|
|
|
|
|
by zamadatix
675 days ago
|
|
> 128MB of L3 cache Sure, if you use X3D chip with the current largest amount of L3 cache accessible to a single core of any option currently available you can dedicate all of it to 128 MB of the write buffer to your disk instead of letting it be offloaded. Valid option, just as cool. I have a non X3D 7950X so jealous though ;). You've also got the case of needing to transmit up the read of the disk for modifications to sectors not cached by the system so the CPU can perform the parity calc of the whole sector and issue the appropriate writes. Particularly bad for non-sequential IO writes. > if it's 90% reduction in system DRAM utilization by RAID Yes, this - not the other. It's achieved by not writing things back to RAM again before they hit the flash pool. |
|
Ah, sorry, lscpu shows: L3: 64 MiB (2 instances)
I originally thought that meant 64MB x 2, but it means 64MB total (32MB x 2). Still 64MB is 500 times larger than 128KB stripe and I/O normally happens on a wide variety of cores, and should only be required for stripe that are in flight. Server (normally with 5x or more cores than my 12 core desktop) and way more bandwidth (24 channels instead of my 2) will have much more cache and much more bandwidth.

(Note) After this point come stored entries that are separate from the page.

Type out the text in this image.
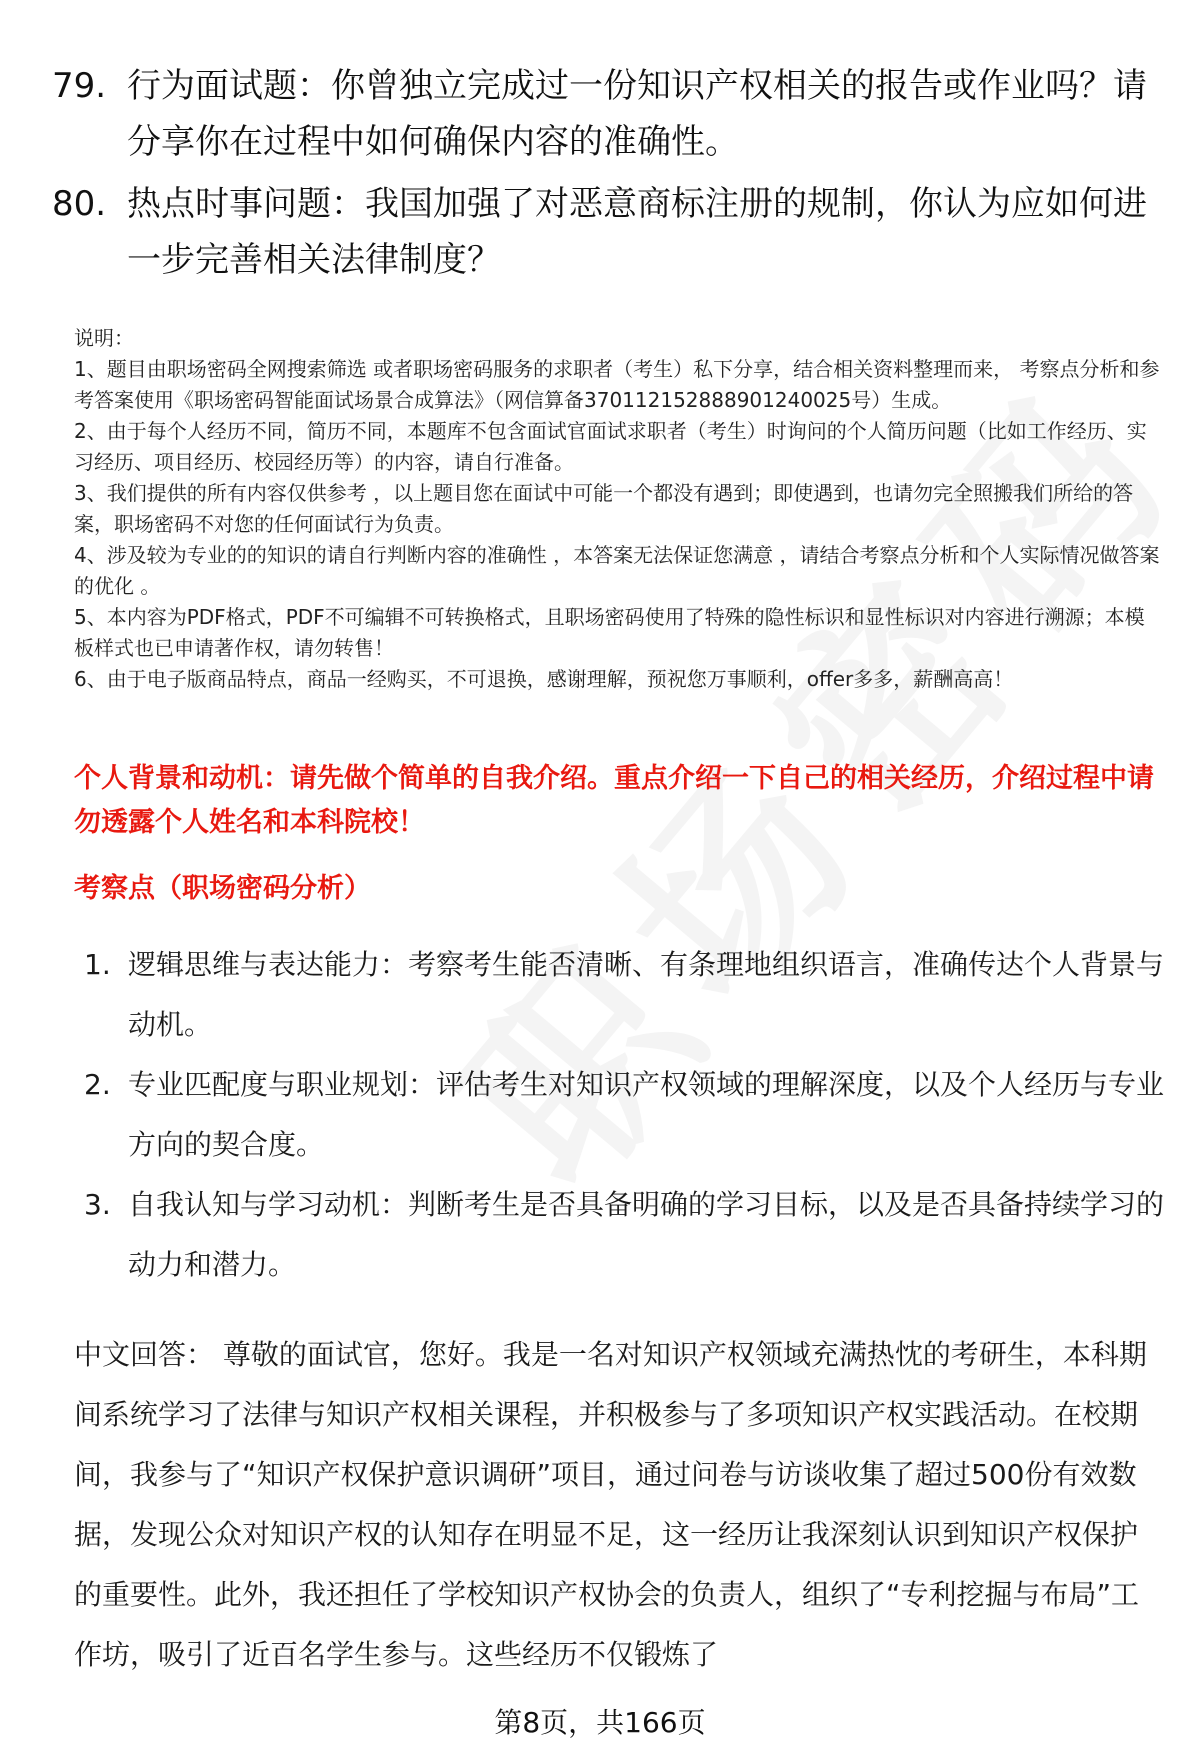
79. 行为面试题：你曾独立完成过一份知识产权相关的报告或作业吗？请分享你在过程中如何确保内容的准确性。
80. 热点时事问题：我国加强了对恶意商标注册的规制，你认为应如何进一步完善相关法律制度？

说明：

1、题目由职场密码全网搜索筛选 或者职场密码服务的求职者（考生）私下分享，结合相关资料整理而来， 考察点分析和参考答案使用《职场密码智能面试场景合成算法》（网信算备370112152888901240025号）生成。

2、由于每个人经历不同，简历不同，本题库不包含面试官面试求职者（考生）时询问的个人简历问题（比如工作经历、实习经历、项目经历、校园经历等）的内容，请自行准备。

3、我们提供的所有内容仅供参考 ，以上题目您在面试中可能一个都没有遇到；即使遇到，也请勿完全照搬我们所给的答案，职场密码不对您的任何面试行为负责。

4、涉及较为专业的的知识的请自行判断内容的准确性 ，本答案无法保证您满意 ，请结合考察点分析和个人实际情况做答案的优化 。

5、本内容为PDF格式，PDF不可编辑不可转换格式，且职场密码使用了特殊的隐性标识和显性标识对内容进行溯源；本模板样式也已申请著作权，请勿转售！

6、由于电子版商品特点，商品一经购买，不可退换，感谢理解，预祝您万事顺利，offer多多，薪酬高高！

个人背景和动机：请先做个简单的自我介绍。重点介绍一下自己的相关经历，介绍过程中请勿透露个人姓名和本科院校！
考察点（职场密码分析）
1. 逻辑思维与表达能力：考察考生能否清晰、有条理地组织语言，准确传达个人背景与动机。
2. 专业匹配度与职业规划：评估考生对知识产权领域的理解深度，以及个人经历与专业方向的契合度。
3. 自我认知与学习动机：判断考生是否具备明确的学习目标，以及是否具备持续学习的动力和潜力。
中文回答： 尊敬的面试官，您好。我是一名对知识产权领域充满热忱的考研生，本科期间系统学习了法律与知识产权相关课程，并积极参与了多项知识产权实践活动。在校期间，我参与了“知识产权保护意识调研”项目，通过问卷与访谈收集了超过500份有效数据，发现公众对知识产权的认知存在明显不足，这一经历让我深刻认识到知识产权保护的重要性。此外，我还担任了学校知识产权协会的负责人，组织了“专利挖掘与布局”工作坊，吸引了近百名学生参与。这些经历不仅锻炼了
第8页，共166页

> Yes, this - not the other. It's achieved by not writing things back to RAM again before they hit (comparatively slow to RAM) flash pool.
Why should the stripes be written to ram? The write should enter kernel space (write is a system call), then the software RAID driver does the calculation and then the write to the devices memory space. The PCIe connected NVMe controller is not cache coherent and can't safely read main memory, which might be cached.
I took a closer look at the original post, they seem to be considering the tiny write, which requires a read/modify/write. Said operation is pretty inefficient, and linux tries to avoid this with caching, but certainly is needed sometimes. I've not seen any analysis on what fraction of I/O to production RAID system is R/M/W instead of a normal read or write.
Even in the R/M/W case, a stripe is read by the software-RAID driver, the write is masked onto the strip, and a new checksum is calculated. Then the stripe is sent back to the I/O space for each involved NVMe controller. So a 4KB write (common minimum size) requires reading 128-256KB, doing the checksum, and writing it back to the device.
It does tip the scales more towards hardware RAID, but that's always been true for hardware RAID, which very often ends up slower than software RAID for previously discusses reasons.